Descenso a nado de la ría de Navia en su edición de 2019.
Elio Fernández remata algunos de sus platos en el restaurante Ferpel (Ortigueira).
Dicen que la patria de cada uno es su infancia y, por ello, la de Elio Fernández son los fogones. Sus padres tenían un restaurante con parrilla y menú del día en el que creció, echando una mano en lo que fue pudiendo desde que tenía siete u ocho años. Allí estudiaba y hacía los deberes, allí transcurría todo, a lo largo de sus días: su casa era el lugar donde dormía. Solo eso. De adolescente, en el instituto, tuvo clara ya su vocación de convertirse en cocinero y se marchó a Foz (Galicia) para formarse, persiguiendo luego su sueño de ser aprendiz en cocinas como las de El Bulli, o junto a Arzak. Eran los albores del boom gastronómico que ahora vivimos y, si bien no llegó eso para Fernández, sí fue tomando las riendas de fogones de media España, curtiéndose ya en paradores de Guadalajara o arrocerías de Alicante o locales de playa en Benidorm.
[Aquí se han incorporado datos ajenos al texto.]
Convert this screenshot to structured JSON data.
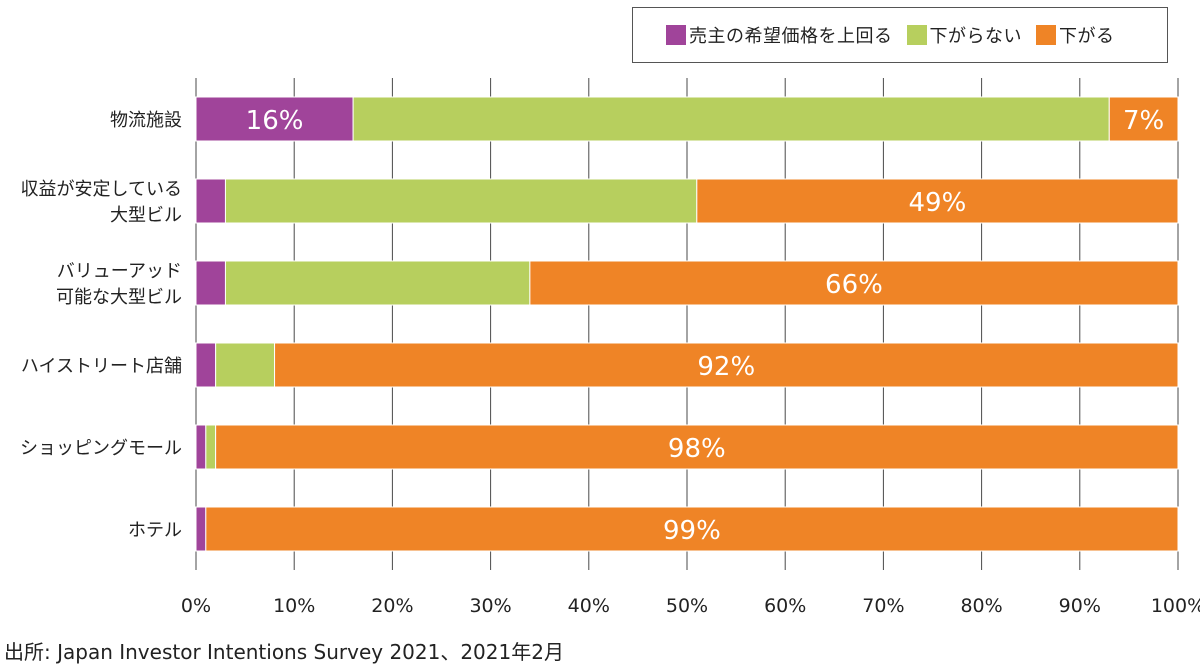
{
  "chart_data": {
    "type": "bar",
    "orientation": "horizontal",
    "stacked": true,
    "categories": [
      [
        "物流施設"
      ],
      [
        "収益が安定している",
        "大型ビル"
      ],
      [
        "バリューアッド",
        "可能な大型ビル"
      ],
      [
        "ハイストリート店舗"
      ],
      [
        "ショッピングモール"
      ],
      [
        "ホテル"
      ]
    ],
    "series": [
      {
        "name": "売主の希望価格を上回る",
        "color": "#a0449a",
        "values": [
          16,
          3,
          3,
          2,
          1,
          1
        ]
      },
      {
        "name": "下がらない",
        "color": "#b7cf5e",
        "values": [
          77,
          48,
          31,
          6,
          1,
          0
        ]
      },
      {
        "name": "下がる",
        "color": "#ef8426",
        "values": [
          7,
          49,
          66,
          92,
          98,
          99
        ]
      }
    ],
    "data_labels": [
      {
        "category_index": 0,
        "series_index": 0,
        "text": "16%"
      },
      {
        "category_index": 0,
        "series_index": 2,
        "text": "7%"
      },
      {
        "category_index": 1,
        "series_index": 2,
        "text": "49%"
      },
      {
        "category_index": 2,
        "series_index": 2,
        "text": "66%"
      },
      {
        "category_index": 3,
        "series_index": 2,
        "text": "92%"
      },
      {
        "category_index": 4,
        "series_index": 2,
        "text": "98%"
      },
      {
        "category_index": 5,
        "series_index": 2,
        "text": "99%"
      }
    ],
    "x_ticks": [
      "0%",
      "10%",
      "20%",
      "30%",
      "40%",
      "50%",
      "60%",
      "70%",
      "80%",
      "90%",
      "100%"
    ],
    "xlim": [
      0,
      100
    ],
    "grid": "vertical",
    "legend_position": "top-right",
    "title": "",
    "xlabel": "",
    "ylabel": ""
  },
  "source_text": "出所: Japan Investor Intentions Survey 2021、2021年2月"
}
Con todo el bagaje decidió que quería volverse a casa, con 23 años se dijo que quería apostar por invertir en su entorno, en el Ferpel, el restaurante paterno, en una aldea de 600 habitantes (Ortigueira) donde la gente no entra por ir de paso, sino que acude ex profeso para comer.
“Íbamos metiendo platos más elaborados y a medida que tenían aceptación íbamos retirando algunos tradicionales de la carta”, cuenta entre risas Fernández, que dice que contó con un factor que le fue favorable: en los pueblos se conoce todo el mundo y las habladurías se expanden como la pólvora, y la reacción a su llegada a las cocinas del Ferpel fue: “Mirad, el hijo trae ideas nuevas”. Fue avanzando en ellas solo cuando la clientela le acompañaba, guiándoles, con un trato familiar, trabando una sólida relación no solo con ellos sino con los productores locales, que de pronto, tras décadas, comenzaron a servir en la zona productos antes impensables como el foie. “Todavía servimos algunas recetas de aquellos tiempos de probaturas, como los atadillos de calamar con cebolla glaseada o las manitas de cerdo con gamba, que ofrecemos, en vez de como guiso, como si fuera un taco”, cuenta Fernández, que hasta que se jubiló hace tres años ha estado escoltado en las sartenes y los cuchillos por su madre. “El momento de viraje definitivo fue cuando retiramos las croquetas de la carta de entrantes; mi madre se sorprendió, pero funcionó”. Acaban de abrir una tienda gourmet en Navia: todo el producto de calidad de productores de la zona que trabajan en el restaurante en Ortigueira puede encontrarse ahí. Su cabeza, dice, no para de dar vueltas, de querer comenzar aventuras nuevas (experiencias para sus clientes con los productores, eventos…), y de hecho ayuda a colegas con restaurantes en Madrid y otras partes en el diseño de cartas constantemente. “No sé decir que no. Hago esto porque es lo que me gusta. Si lo hiciera por dinero no tendría esta energía”. Esta semana la fibra llega a su pueblo y Elio Fernández dice que ha ganado demasiado en calidad de vida como para moverse: “Seguiré yendo a la capital, pero solo de visita o para Madrid Fusión; en mi pueblo estoy bien, aquí hay futuro”.